Here are the basics:
- 2009 is the United Nations International Year of Natural Fibres.
- There’s an international contest, with a deadline of April 1, 2009.
- There will be a book published in September 2009 (fast track from the deadline!) that includes selected winning entries.
Here’s the front of a brochure on the contest (many details still being ironed out):
Here’s what it says inside:
- "We want people from around the world to be inspired by the versatility of natural fibers, and to understand their importance not only as a natural resource, but to the environment and the people who are directly involved in the farming, harvesting and manufacturing process."

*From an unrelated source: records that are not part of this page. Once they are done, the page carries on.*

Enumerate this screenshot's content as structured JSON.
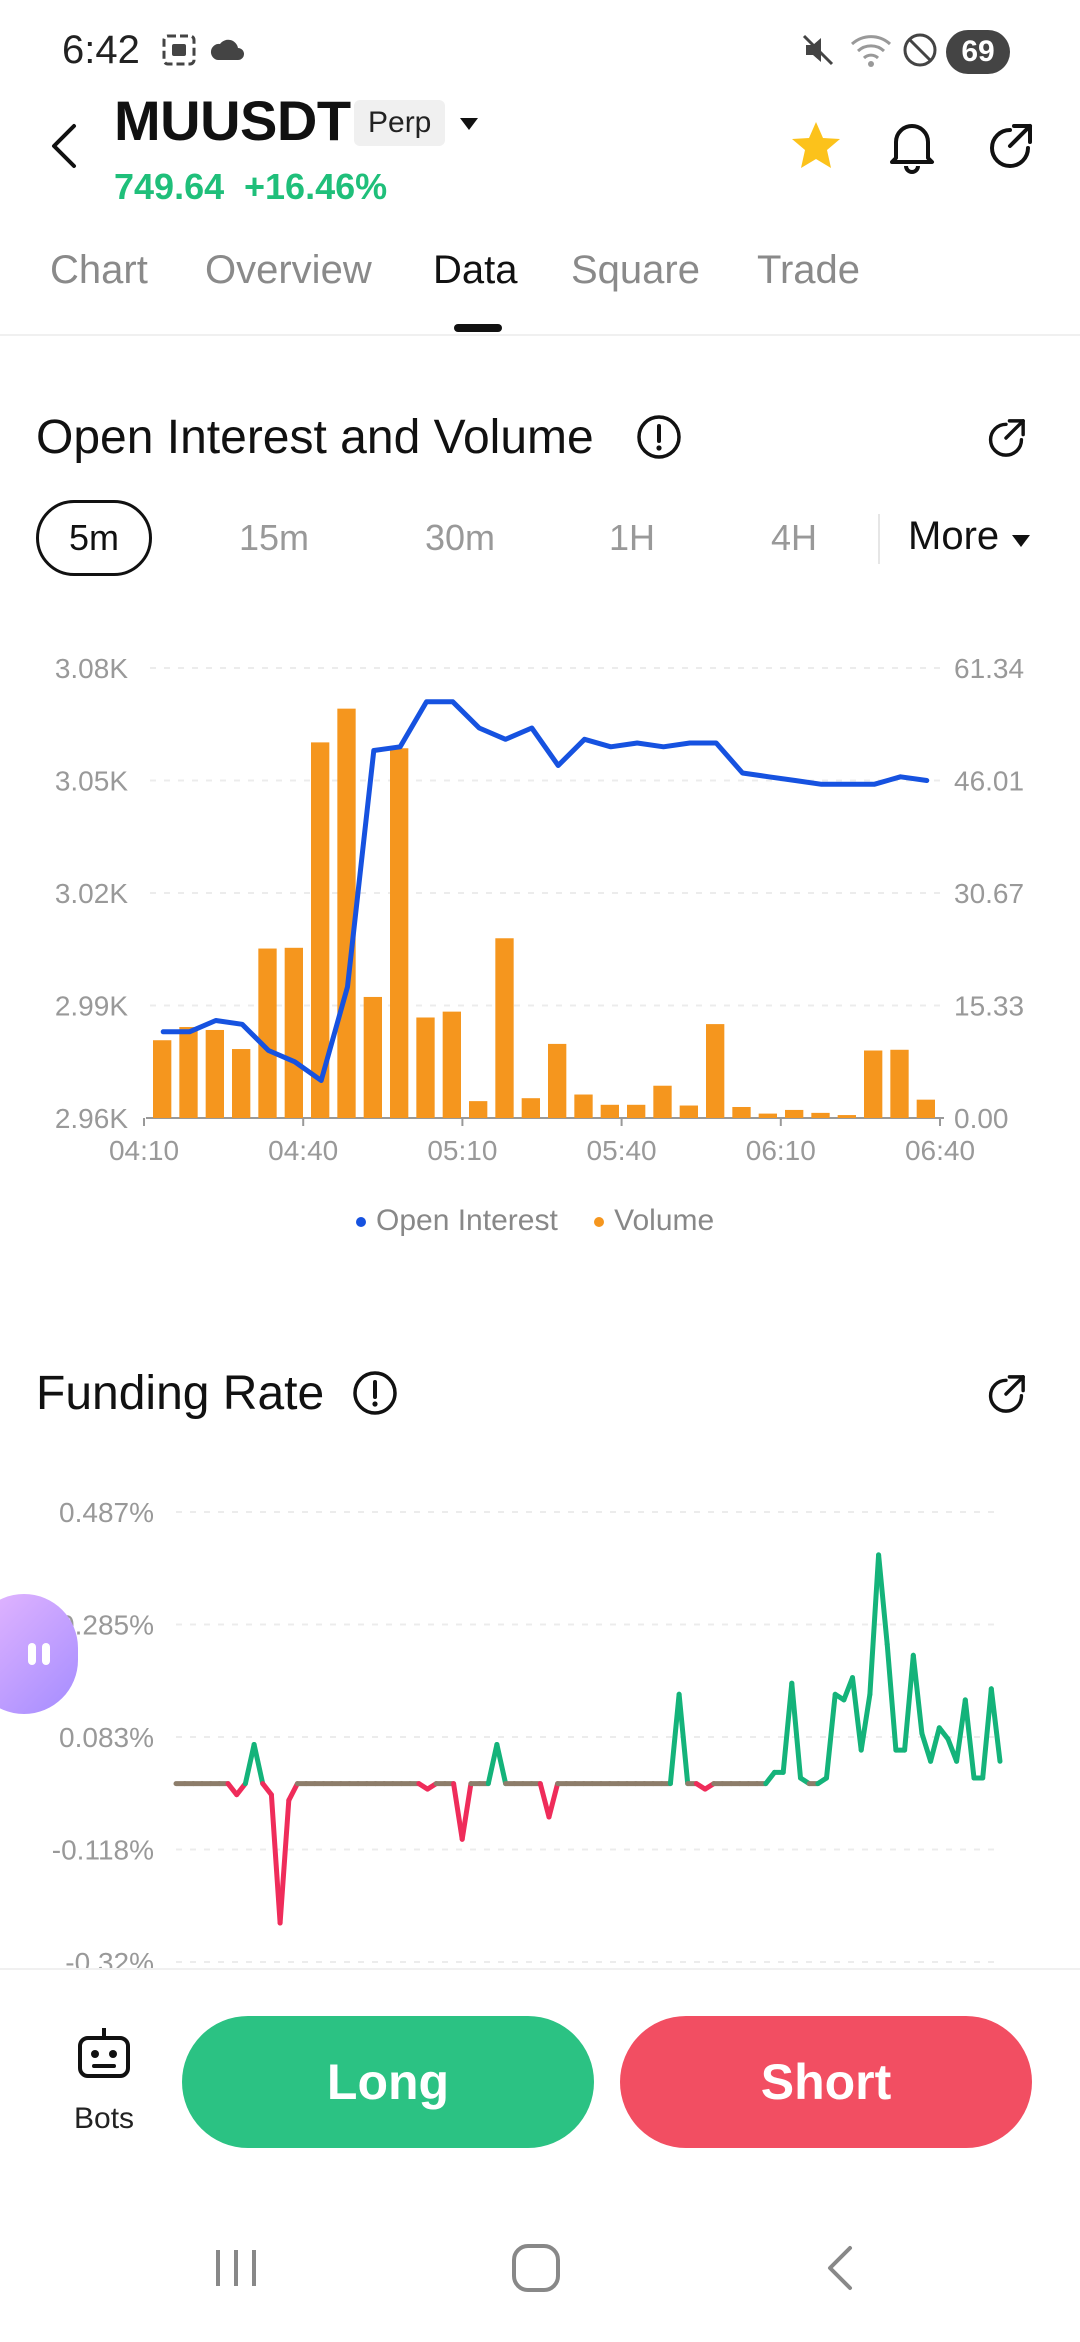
{
  "status_bar": {
    "time": "6:42",
    "battery": "69"
  },
  "header": {
    "symbol": "MUUSDT",
    "badge": "Perp",
    "price": "749.64",
    "change": "+16.46%"
  },
  "tabs": [
    {
      "label": "Chart"
    },
    {
      "label": "Overview"
    },
    {
      "label": "Data"
    },
    {
      "label": "Square"
    },
    {
      "label": "Trade"
    }
  ],
  "active_tab": "Data",
  "oi_section": {
    "title": "Open Interest and Volume",
    "intervals": [
      "5m",
      "15m",
      "30m",
      "1H",
      "4H"
    ],
    "active_interval": "5m",
    "more_label": "More"
  },
  "funding_section": {
    "title": "Funding Rate"
  },
  "bottom": {
    "bots_label": "Bots",
    "long_label": "Long",
    "short_label": "Short"
  },
  "colors": {
    "green": "#2bc283",
    "red": "#f24e62",
    "oi_line": "#1652e0",
    "volume_bar": "#f5961e",
    "funding_up": "#14b37a",
    "funding_down": "#ef2c5a"
  },
  "chart_data": [
    {
      "type": "bar",
      "title": "Open Interest and Volume",
      "x_ticks": [
        "04:10",
        "04:40",
        "05:10",
        "05:40",
        "06:10",
        "06:40"
      ],
      "y_left_ticks": [
        "3.08K",
        "3.05K",
        "3.02K",
        "2.99K",
        "2.96K"
      ],
      "y_right_ticks": [
        "61.34",
        "46.01",
        "30.67",
        "15.33",
        "0.00"
      ],
      "ylim_left": [
        2960,
        3080
      ],
      "ylim_right": [
        0,
        61.34
      ],
      "legend": [
        "Open Interest",
        "Volume"
      ],
      "legend_position": "bottom-center",
      "series": [
        {
          "name": "Volume",
          "type": "bar",
          "axis": "right",
          "values": [
            10.6,
            12.4,
            12.0,
            9.4,
            23.1,
            23.2,
            51.2,
            55.8,
            16.5,
            50.4,
            13.7,
            14.5,
            2.3,
            24.5,
            2.7,
            10.1,
            3.2,
            1.8,
            1.8,
            4.4,
            1.7,
            12.8,
            1.5,
            0.6,
            1.1,
            0.7,
            0.4,
            9.2,
            9.3,
            2.5
          ]
        },
        {
          "name": "Open Interest",
          "type": "line",
          "axis": "left",
          "values": [
            2983,
            2983,
            2986,
            2985,
            2978,
            2975,
            2970,
            2995,
            3058,
            3059,
            3071,
            3071,
            3064,
            3061,
            3064,
            3054,
            3061,
            3059,
            3060,
            3059,
            3060,
            3060,
            3052,
            3051,
            3050,
            3049,
            3049,
            3049,
            3051,
            3050
          ]
        }
      ],
      "grid": true
    },
    {
      "type": "line",
      "title": "Funding Rate",
      "y_ticks": [
        "0.487%",
        "0.285%",
        "0.083%",
        "-0.118%",
        "-0.32%"
      ],
      "ylim": [
        -0.32,
        0.487
      ],
      "series": [
        {
          "values": [
            0.0,
            0.0,
            0.0,
            0.0,
            0.0,
            0.0,
            0.0,
            -0.02,
            0.0,
            0.07,
            0.0,
            -0.02,
            -0.25,
            -0.03,
            0.0,
            0.0,
            0.0,
            0.0,
            0.0,
            0.0,
            0.0,
            0.0,
            0.0,
            0.0,
            0.0,
            0.0,
            0.0,
            0.0,
            0.0,
            -0.01,
            0.0,
            0.0,
            0.0,
            -0.1,
            0.0,
            0.0,
            0.0,
            0.07,
            0.0,
            0.0,
            0.0,
            0.0,
            0.0,
            -0.06,
            0.0,
            0.0,
            0.0,
            0.0,
            0.0,
            0.0,
            0.0,
            0.0,
            0.0,
            0.0,
            0.0,
            0.0,
            0.0,
            0.0,
            0.16,
            0.0,
            0.0,
            -0.01,
            0.0,
            0.0,
            0.0,
            0.0,
            0.0,
            0.0,
            0.0,
            0.02,
            0.02,
            0.18,
            0.01,
            0.0,
            0.0,
            0.01,
            0.16,
            0.15,
            0.19,
            0.06,
            0.16,
            0.41,
            0.25,
            0.06,
            0.06,
            0.23,
            0.09,
            0.04,
            0.1,
            0.08,
            0.04,
            0.15,
            0.01,
            0.01,
            0.17,
            0.04
          ]
        }
      ],
      "grid": true
    }
  ]
}
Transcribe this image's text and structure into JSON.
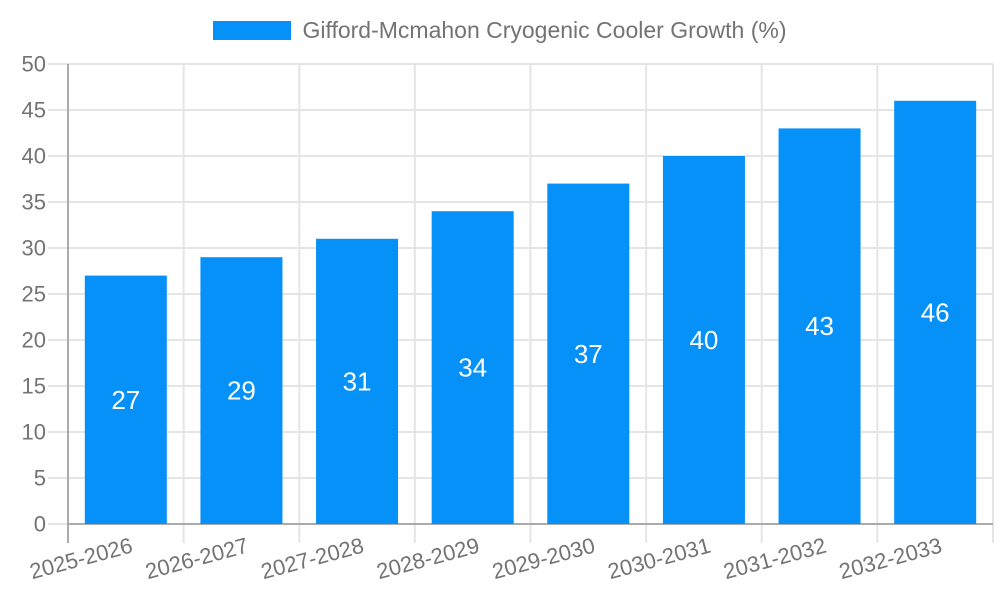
{
  "chart_data": {
    "type": "bar",
    "title": "",
    "xlabel": "",
    "ylabel": "",
    "categories": [
      "2025-2026",
      "2026-2027",
      "2027-2028",
      "2028-2029",
      "2029-2030",
      "2030-2031",
      "2031-2032",
      "2032-2033"
    ],
    "series": [
      {
        "name": "Gifford-Mcmahon Cryogenic Cooler Growth (%)",
        "values": [
          27,
          29,
          31,
          34,
          37,
          40,
          43,
          46
        ],
        "color": "#0591f8",
        "value_label_color": "#ffffff"
      }
    ],
    "legend": {
      "position": "top",
      "entries": [
        {
          "label": "Gifford-Mcmahon Cryogenic Cooler Growth (%)",
          "color": "#0591f8"
        }
      ]
    },
    "ylim": [
      0,
      50
    ],
    "ytick_step": 5,
    "ytick_labels": [
      "0",
      "5",
      "10",
      "15",
      "20",
      "25",
      "30",
      "35",
      "40",
      "45",
      "50"
    ],
    "grid": {
      "horizontal": true,
      "vertical": true,
      "color": "#e5e5e5"
    },
    "axis_color": "#ababab",
    "tick_label_color": "#737373",
    "x_label_rotation_deg": -15
  }
}
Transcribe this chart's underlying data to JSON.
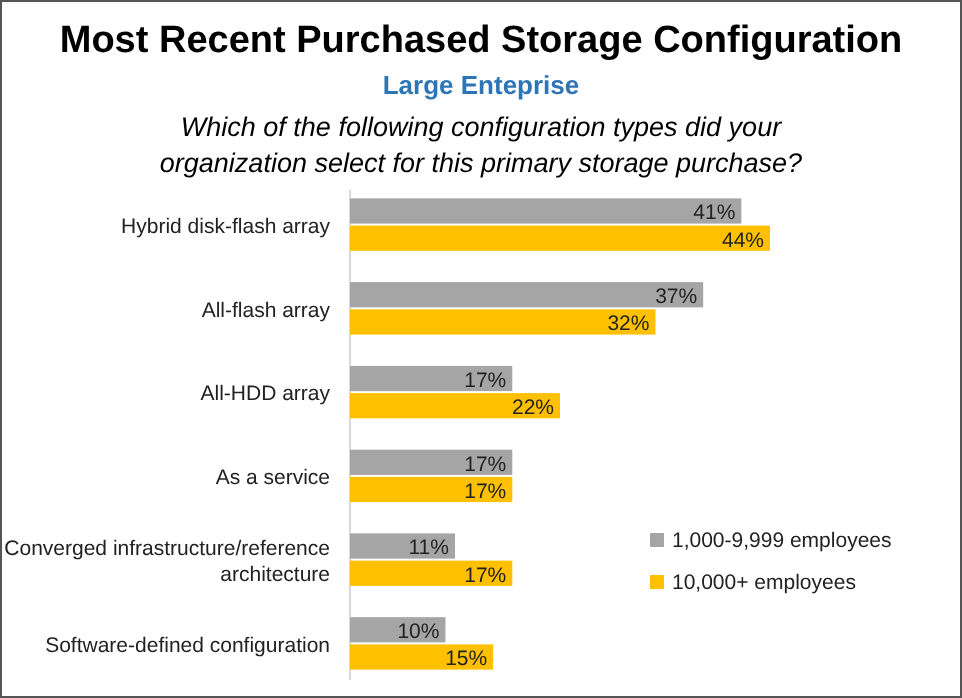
{
  "chart_data": {
    "type": "bar",
    "orientation": "horizontal",
    "title": "Most Recent Purchased Storage Configuration",
    "subtitle": "Large Enteprise",
    "annotations": [
      "Which of the following configuration types did your organization select for this primary storage purchase?"
    ],
    "categories": [
      "Hybrid disk-flash array",
      "All-flash array",
      "All-HDD array",
      "As a service",
      "Converged infrastructure/reference architecture",
      "Software-defined configuration"
    ],
    "series": [
      {
        "name": "1,000-9,999 employees",
        "color": "#a5a5a5",
        "values": [
          41,
          37,
          17,
          17,
          11,
          10
        ],
        "value_labels": [
          "41%",
          "37%",
          "17%",
          "17%",
          "11%",
          "10%"
        ]
      },
      {
        "name": "10,000+ employees",
        "color": "#ffc000",
        "values": [
          44,
          32,
          22,
          17,
          17,
          15
        ],
        "value_labels": [
          "44%",
          "32%",
          "22%",
          "17%",
          "17%",
          "15%"
        ]
      }
    ],
    "legend": "bottom right"
  }
}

- "Four Simple A’s (otherwise known as the contest rules): Anyone can enter. This contest is for everyone—professionals and amateurs alike. There is a separate category for professional designers although a single item may be entered in multiple categories where appropriate. For example, a scarf designed by Pam Allen made from Shetland wool could be entered in both the Island Life category (for the island wool) and Pro-create (for professional designers). Anywhere in the world. "Keep the Fleece" is focused on creating a universal fiber community including women who knit with feverish abandon Down Under and cops who crochet on the beat in Guatemala. Any fiber—naturally. "Natural" fiber includes any type of protein fiber (from animals) or cellulosic fiber (from plants). April 1st, 2009. No fooling—that’s the deadline. A select group of winning entries will be published in a book available by September 2009—so get busy!"
- "Contest Categories (this is only a partial listing): Camelot, Fiber from camelids: guanaco, vicuna, alpaca, llama, and camel; Island Life, Any fiber that originates from an island, such as Icelandic wool, or sheep native to North Ronaldsay, St. Kilda, etc.; Eats, Shoots, and Leaves, Plant fibers, including but not limited to cotton, hemp, jute, and coconut; Inch by Inch, 100% pure or recycled silk; Like a Virgin, Any fiber from a young animal (kid mohair, baby alpaca, etc.) . . . "
Because the organizers haven’t completed the categories, I’m not going to key in the rest, but that gives the idea. Whatever natural fiber anyone wants to work with, there will be at least one category and probably more to choose from.
Sounds like fun. My time’s already committed, so it’s extremely unlikely (one chance in a million) that I’ll be entering, but many of the activities I’m committed to are related, so some of my posts may be helpful to those who will be participating.
I’m planning, for example, to talk soon about today’s task: washing some rare breed wool that sure wasn’t raised with handspinners in mind. But now I’ve got to go tend the soaking bowls again.